Le premier ministre a affirmé qu’il n’était pas surpris par la sortie de l’ex-maire contre le troisième lien.

« J’ai toujours senti qu’il n’y avait pas un gros appui, a dit M. Legault. Il l’avait officiellement appuyé avant les élections. Après l’élection il a dit ce qu’il en pensait. »

Deux militants caquistes ont des doutes

Parmi les militants présents au conseil général de la CAQ, qui se termine dimanche, Sylvain Duval, délégué de la circonscription de Portneuf, est contre le projet de tunnel Québec-Lévis mis de l’avant par son parti.
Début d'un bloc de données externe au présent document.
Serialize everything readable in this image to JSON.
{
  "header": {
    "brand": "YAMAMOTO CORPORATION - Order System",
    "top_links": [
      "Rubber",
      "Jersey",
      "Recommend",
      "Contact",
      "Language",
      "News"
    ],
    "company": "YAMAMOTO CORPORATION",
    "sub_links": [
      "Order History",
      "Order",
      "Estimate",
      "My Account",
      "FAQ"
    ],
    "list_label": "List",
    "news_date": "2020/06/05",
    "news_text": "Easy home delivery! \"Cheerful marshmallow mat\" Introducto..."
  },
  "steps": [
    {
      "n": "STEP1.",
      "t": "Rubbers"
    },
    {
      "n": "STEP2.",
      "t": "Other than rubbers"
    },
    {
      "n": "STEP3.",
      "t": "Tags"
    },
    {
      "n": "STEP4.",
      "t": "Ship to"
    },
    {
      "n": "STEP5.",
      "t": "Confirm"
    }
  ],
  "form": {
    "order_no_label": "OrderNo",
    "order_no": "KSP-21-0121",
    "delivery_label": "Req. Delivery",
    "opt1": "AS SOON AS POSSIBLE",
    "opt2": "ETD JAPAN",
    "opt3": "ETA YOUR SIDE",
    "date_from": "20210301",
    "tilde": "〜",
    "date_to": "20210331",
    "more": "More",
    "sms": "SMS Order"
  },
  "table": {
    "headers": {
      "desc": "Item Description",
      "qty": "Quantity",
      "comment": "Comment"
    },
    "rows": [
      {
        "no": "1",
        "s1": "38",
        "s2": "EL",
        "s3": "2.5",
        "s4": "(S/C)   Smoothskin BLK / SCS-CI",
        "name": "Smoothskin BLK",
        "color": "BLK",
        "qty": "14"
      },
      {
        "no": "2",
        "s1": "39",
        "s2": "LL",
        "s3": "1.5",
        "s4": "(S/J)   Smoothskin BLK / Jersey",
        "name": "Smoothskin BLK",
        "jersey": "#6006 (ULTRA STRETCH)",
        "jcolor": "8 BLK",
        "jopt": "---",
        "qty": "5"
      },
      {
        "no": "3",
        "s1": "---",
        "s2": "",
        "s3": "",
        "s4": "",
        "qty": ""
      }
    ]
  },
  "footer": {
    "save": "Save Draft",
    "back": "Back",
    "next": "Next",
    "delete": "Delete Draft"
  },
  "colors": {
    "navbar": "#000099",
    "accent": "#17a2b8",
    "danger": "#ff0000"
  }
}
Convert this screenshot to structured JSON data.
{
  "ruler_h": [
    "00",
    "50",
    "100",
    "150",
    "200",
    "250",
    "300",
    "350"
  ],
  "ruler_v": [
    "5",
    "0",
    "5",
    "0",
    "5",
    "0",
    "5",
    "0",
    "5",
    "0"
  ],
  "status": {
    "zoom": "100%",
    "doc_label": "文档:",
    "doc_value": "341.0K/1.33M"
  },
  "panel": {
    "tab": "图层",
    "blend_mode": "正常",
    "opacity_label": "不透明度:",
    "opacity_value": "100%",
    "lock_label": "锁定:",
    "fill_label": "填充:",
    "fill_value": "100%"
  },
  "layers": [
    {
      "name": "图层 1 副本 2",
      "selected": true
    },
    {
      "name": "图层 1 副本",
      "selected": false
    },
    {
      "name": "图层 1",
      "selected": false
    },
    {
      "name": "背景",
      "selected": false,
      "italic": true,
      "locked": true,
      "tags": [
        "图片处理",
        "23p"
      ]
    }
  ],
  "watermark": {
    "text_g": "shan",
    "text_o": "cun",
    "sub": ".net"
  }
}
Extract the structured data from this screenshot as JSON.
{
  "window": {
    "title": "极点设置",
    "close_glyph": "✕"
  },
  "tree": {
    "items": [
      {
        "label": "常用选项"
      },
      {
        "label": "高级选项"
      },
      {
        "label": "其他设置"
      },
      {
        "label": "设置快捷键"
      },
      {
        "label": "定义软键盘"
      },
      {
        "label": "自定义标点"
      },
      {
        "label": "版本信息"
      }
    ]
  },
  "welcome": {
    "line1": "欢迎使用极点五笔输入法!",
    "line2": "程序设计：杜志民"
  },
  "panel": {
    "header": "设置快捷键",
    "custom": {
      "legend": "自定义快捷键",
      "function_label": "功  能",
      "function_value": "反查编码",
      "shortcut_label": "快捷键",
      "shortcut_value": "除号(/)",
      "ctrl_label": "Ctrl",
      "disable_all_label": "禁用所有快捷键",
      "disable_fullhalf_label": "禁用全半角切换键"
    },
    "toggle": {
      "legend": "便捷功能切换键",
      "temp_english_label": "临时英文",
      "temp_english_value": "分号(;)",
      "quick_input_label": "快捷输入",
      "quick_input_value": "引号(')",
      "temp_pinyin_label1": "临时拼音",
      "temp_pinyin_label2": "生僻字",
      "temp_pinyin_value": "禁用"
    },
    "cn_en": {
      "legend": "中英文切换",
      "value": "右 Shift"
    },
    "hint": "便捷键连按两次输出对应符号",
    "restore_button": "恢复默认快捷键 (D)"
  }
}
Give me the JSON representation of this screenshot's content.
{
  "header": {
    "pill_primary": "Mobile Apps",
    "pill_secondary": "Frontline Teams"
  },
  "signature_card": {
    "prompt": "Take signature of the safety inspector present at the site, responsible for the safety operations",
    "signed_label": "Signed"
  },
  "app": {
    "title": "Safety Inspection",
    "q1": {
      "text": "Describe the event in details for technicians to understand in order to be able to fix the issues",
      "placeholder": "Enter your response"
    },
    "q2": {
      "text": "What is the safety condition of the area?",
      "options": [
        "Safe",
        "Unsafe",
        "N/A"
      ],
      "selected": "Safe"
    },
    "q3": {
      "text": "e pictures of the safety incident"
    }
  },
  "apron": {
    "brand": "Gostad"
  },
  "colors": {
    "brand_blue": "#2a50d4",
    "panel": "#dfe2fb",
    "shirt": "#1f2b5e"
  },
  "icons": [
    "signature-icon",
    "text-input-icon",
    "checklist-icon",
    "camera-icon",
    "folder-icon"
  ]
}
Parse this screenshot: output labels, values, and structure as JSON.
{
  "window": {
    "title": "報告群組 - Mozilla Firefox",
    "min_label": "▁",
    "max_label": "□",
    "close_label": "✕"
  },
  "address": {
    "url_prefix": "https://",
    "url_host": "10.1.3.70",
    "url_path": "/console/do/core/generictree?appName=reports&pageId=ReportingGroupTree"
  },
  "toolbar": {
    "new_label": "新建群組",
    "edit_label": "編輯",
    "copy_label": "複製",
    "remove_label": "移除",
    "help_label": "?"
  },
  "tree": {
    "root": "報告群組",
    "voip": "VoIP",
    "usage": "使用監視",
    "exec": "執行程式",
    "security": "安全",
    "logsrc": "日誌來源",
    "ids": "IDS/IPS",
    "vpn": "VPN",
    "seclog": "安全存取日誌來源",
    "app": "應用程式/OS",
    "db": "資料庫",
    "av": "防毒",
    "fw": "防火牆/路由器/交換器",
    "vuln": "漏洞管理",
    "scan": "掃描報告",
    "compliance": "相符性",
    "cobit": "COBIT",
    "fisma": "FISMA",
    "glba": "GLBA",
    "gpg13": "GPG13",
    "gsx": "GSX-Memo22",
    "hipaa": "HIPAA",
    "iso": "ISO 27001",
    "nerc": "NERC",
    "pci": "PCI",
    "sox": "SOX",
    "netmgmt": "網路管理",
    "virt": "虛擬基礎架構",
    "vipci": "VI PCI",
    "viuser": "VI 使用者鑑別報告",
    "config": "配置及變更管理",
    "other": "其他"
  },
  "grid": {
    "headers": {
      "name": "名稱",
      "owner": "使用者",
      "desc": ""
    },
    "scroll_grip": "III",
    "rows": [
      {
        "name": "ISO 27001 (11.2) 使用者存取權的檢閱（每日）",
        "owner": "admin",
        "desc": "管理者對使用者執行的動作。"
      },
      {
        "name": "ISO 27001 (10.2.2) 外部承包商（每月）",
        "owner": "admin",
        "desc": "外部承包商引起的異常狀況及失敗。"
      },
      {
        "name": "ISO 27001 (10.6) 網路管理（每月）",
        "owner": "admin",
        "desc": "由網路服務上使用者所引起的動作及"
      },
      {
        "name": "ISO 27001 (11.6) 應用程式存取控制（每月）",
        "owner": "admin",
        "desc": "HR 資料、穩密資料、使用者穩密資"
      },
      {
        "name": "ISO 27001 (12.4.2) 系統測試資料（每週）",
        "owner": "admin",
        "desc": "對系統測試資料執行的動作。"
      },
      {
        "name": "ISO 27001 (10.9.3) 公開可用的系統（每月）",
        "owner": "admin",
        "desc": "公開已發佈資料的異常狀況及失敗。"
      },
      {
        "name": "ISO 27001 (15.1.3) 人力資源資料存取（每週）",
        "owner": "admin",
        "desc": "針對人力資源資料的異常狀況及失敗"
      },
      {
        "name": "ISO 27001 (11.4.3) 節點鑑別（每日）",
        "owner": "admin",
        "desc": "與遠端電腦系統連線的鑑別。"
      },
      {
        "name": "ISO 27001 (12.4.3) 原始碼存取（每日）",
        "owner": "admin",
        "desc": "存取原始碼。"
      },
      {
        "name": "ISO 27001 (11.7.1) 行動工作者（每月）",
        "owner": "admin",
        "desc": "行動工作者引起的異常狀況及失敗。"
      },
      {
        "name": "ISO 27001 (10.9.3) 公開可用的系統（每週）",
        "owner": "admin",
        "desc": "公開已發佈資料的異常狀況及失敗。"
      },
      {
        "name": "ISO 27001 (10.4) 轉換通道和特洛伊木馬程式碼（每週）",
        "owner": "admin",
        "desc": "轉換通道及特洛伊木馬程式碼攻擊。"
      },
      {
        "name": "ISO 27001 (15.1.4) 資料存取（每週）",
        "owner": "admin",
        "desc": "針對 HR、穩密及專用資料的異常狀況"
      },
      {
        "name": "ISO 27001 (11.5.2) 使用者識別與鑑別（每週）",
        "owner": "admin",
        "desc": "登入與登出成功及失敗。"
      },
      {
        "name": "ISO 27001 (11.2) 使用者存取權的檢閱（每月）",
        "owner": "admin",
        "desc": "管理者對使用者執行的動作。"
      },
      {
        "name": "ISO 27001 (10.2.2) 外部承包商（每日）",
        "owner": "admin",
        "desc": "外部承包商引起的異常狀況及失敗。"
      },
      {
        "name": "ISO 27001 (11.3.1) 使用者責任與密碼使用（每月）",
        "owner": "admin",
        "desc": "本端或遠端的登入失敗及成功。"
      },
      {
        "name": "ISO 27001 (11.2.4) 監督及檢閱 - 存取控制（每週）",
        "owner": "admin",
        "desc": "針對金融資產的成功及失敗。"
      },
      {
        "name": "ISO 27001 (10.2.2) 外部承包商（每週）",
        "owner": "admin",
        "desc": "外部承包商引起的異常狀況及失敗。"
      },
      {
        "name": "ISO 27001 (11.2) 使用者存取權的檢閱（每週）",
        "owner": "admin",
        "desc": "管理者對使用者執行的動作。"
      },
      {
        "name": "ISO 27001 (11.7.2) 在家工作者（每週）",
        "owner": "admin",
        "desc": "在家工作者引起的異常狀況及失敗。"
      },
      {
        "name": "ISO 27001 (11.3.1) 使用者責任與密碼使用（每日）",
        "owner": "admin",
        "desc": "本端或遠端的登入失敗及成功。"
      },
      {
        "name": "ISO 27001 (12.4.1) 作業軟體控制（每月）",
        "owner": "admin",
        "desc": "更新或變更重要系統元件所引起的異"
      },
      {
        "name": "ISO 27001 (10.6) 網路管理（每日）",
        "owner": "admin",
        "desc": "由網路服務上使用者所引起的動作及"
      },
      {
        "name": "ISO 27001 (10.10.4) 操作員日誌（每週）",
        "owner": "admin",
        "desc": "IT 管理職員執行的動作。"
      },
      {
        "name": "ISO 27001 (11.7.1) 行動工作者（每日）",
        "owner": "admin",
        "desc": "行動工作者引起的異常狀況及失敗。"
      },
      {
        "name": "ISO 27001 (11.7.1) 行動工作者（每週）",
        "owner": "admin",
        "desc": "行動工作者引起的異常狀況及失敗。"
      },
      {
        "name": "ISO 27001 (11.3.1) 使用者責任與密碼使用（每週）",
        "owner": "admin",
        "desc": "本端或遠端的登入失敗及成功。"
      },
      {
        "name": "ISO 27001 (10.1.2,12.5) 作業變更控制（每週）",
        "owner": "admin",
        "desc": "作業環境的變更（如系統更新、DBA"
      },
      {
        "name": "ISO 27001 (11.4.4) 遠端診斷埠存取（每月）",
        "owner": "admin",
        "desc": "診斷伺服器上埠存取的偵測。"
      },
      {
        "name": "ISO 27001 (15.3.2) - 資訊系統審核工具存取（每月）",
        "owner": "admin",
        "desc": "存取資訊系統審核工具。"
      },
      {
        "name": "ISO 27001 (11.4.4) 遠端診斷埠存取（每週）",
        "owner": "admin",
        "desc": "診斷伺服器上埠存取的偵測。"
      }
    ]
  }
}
« J’aimerais mieux un métro entre Lévis et Québec, a dit le résident de Grondines. Faire comme ils ont prévu avec le troisième lien ça va amener plus de chars au centre-ville. »

Un délégué de la circonscription d’Abitibi-Ouest, Louis Desrosiers, militant dans la circonscription d’Abitibi-Ouest a émis des doutes sur l’aboutissement du projet.

« C’est un gros projet industriel, peut-être que ça n’aboutira pas parce que ça coûte tellement cher, a-t-il dit en émettant l’hypothèse que le télétravail va compromettre sa nécessité.

Le militant ne s’attendait pas à de gros débat autour du cahier de propositions à adopter, qui visent tout le développement des régions.

« On ne peut pas être contre le positif », a-t-il convenu.